Voters don’t love Bidenomics. Markets are coming around.

Leading economists at big banks like Goldman Sachs and JPMorgan Chase have lowered their odds of an imminent recession.

Voters don’t love Bidenomics. Markets are coming around.

President Joe Biden is telling the American people that the economy is in better shape than they think. As inflation starts to fade, some on Wall Street are starting to believe it.

Leading economists at big banks like Goldman Sachs and JPMorgan Chase have lowered their odds of an imminent recession, pointing to a resilient labor market and steady household finances as signs that the U.S. can weather the storm as the Federal Reserve continues to drive up borrowing costs.

“The most anticipated recession in modern history may not come,” Jamie Cox, a managing partner at the advisory firm Harris Financial Group, said in an interview.

The job market has started to soften without pushing up unemployment, Goldman’s chief U.S. economist David Mericle said on the bank’s podcast. There’s also growing confidence that the pressure banks felt following the failures of several regional lenders won’t cause a recessionary shock.

“I feel better about the prospects for achieving a soft landing based on what we've seen so far,” Mericle said.

That bodes well for Biden as his administration undertakes a nationwide messaging push to sell the public on his economic track record.

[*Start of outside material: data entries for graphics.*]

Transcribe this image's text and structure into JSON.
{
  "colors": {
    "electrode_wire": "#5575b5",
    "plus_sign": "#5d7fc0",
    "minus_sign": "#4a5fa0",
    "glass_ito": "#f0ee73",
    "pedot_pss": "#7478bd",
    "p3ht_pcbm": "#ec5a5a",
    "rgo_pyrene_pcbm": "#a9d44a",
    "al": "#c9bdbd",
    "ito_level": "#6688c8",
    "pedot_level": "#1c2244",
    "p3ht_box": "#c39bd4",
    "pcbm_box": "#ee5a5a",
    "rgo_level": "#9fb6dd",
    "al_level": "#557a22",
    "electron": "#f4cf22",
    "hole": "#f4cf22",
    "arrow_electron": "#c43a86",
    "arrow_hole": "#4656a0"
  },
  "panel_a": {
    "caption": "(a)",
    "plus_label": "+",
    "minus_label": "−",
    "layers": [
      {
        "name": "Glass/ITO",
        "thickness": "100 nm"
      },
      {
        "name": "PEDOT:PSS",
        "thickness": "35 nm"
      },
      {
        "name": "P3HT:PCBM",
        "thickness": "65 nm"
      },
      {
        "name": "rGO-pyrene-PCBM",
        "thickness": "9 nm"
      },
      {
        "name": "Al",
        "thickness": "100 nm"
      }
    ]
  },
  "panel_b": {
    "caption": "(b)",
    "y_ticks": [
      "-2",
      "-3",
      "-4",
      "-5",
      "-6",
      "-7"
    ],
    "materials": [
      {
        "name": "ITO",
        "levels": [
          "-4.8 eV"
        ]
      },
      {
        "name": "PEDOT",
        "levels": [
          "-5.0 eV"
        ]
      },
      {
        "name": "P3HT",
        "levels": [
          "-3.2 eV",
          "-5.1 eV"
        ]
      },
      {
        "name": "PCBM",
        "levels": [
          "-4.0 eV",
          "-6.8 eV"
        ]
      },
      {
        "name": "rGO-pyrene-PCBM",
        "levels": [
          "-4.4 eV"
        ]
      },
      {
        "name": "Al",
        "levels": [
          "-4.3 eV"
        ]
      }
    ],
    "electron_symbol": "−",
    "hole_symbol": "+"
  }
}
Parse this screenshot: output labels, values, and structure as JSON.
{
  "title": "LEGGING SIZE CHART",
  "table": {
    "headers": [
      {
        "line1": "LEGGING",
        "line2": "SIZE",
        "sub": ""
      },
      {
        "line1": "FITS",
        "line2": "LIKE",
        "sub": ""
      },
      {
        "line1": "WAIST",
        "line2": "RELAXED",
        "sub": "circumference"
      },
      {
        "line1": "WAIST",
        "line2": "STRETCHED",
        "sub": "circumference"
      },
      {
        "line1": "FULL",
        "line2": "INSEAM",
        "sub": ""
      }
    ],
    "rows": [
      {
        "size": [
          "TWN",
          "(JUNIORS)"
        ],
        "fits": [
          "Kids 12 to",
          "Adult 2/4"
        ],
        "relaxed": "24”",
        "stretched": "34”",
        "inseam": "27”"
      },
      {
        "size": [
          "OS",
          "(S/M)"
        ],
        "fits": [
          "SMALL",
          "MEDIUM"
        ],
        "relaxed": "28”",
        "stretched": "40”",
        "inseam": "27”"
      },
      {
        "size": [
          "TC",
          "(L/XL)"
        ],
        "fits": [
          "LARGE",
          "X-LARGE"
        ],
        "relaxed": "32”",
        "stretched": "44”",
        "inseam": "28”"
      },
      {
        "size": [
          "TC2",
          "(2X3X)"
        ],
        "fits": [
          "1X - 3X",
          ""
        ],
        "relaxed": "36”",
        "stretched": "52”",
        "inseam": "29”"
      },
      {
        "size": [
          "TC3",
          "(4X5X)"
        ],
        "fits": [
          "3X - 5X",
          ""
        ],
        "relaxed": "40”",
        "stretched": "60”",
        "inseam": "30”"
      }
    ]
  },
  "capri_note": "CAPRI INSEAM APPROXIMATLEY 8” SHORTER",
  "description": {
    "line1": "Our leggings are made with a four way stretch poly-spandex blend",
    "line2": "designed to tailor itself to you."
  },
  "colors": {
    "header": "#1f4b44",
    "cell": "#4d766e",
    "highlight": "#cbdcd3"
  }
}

“I continue to believe that there is a path to reducing inflation while maintaining a healthy labor market," Treasury Secretary Janet Yellen said in prepared remarks delivered in New Orleans last week. "Without downplaying the significant risks ahead, the evidence that we’ve seen so far suggests that we are on that path.”

Yellen added that business executives she’s met with “have increasingly voiced confidence in our economy.”

Still, despite low unemployment, wage growth and a relatively robust stock market, Americans have given the president dismal marks on economic policy. An Associated Press-NORC Center for Public Affairs Research poll released last week found that barely a third of respondents approve of Biden’s leadership on economic matters.

That reflects lingering frustration with elevated consumer prices that have eaten away at paychecks for more than a year, particularly in the service sector, which hasn’t been as sensitive to Fed rate hikes that are intended to bring down prices. The personal consumption index, the central bank’s preferred inflation gauge, on Friday showed that prices climbed in May by 3.8 percent — the slowest annual rate since April 2021 but still well above the Fed's 2 percent target.



Fed Chair Jerome Powell said he wouldn’t take two additional rate hikes at the central bank’s next two meetings “off the table.” There was little in the latest inflation print that would suggest he’ll change his mind. Core PCE — which measures inflation without food and energy prices — barely budged in May.

Yet there are tangible signs that Wall Street’s confidence in the economy is starting to improve.

The S&P 500 has climbed by more than 16 percent since the start of the year even as lenders warn of tighter credit conditions. Consumer confidence has started to improve and spending on new construction has risen. There are even signs of recovery in homebuilding, which could relieve pressure on rents and cool inflation.

What’s more, many economists expect the Labor Department’s jobs report on Friday to show that the unemployment rate fell slightly in June to 3.6 percent with payrolls increasing by about 225,000 — a solid number but fewer than in most recent months.

“Even if the unemployment rate went up a few tenths of a percent from here, the labor market would still be in very good shape relative to history,” Scott Wren, a senior global market strategist at the Wells Fargo Investment Institute, wrote in a research note. “U.S. consumers with money in their pockets tend to go out and spend it.”

While yields on 10-year and 2-year Treasury yields remain inverted, which typically signals that a recession is coming, Bank of America rates strategist Meghan Swiber said that might actually reflect the market’s anticipation of inflation falling — rather than an economic downturn.

“The market is of this view that the Fed will be cutting rates, not so much because we're in a recession, but because inflation is normalizing,” she said.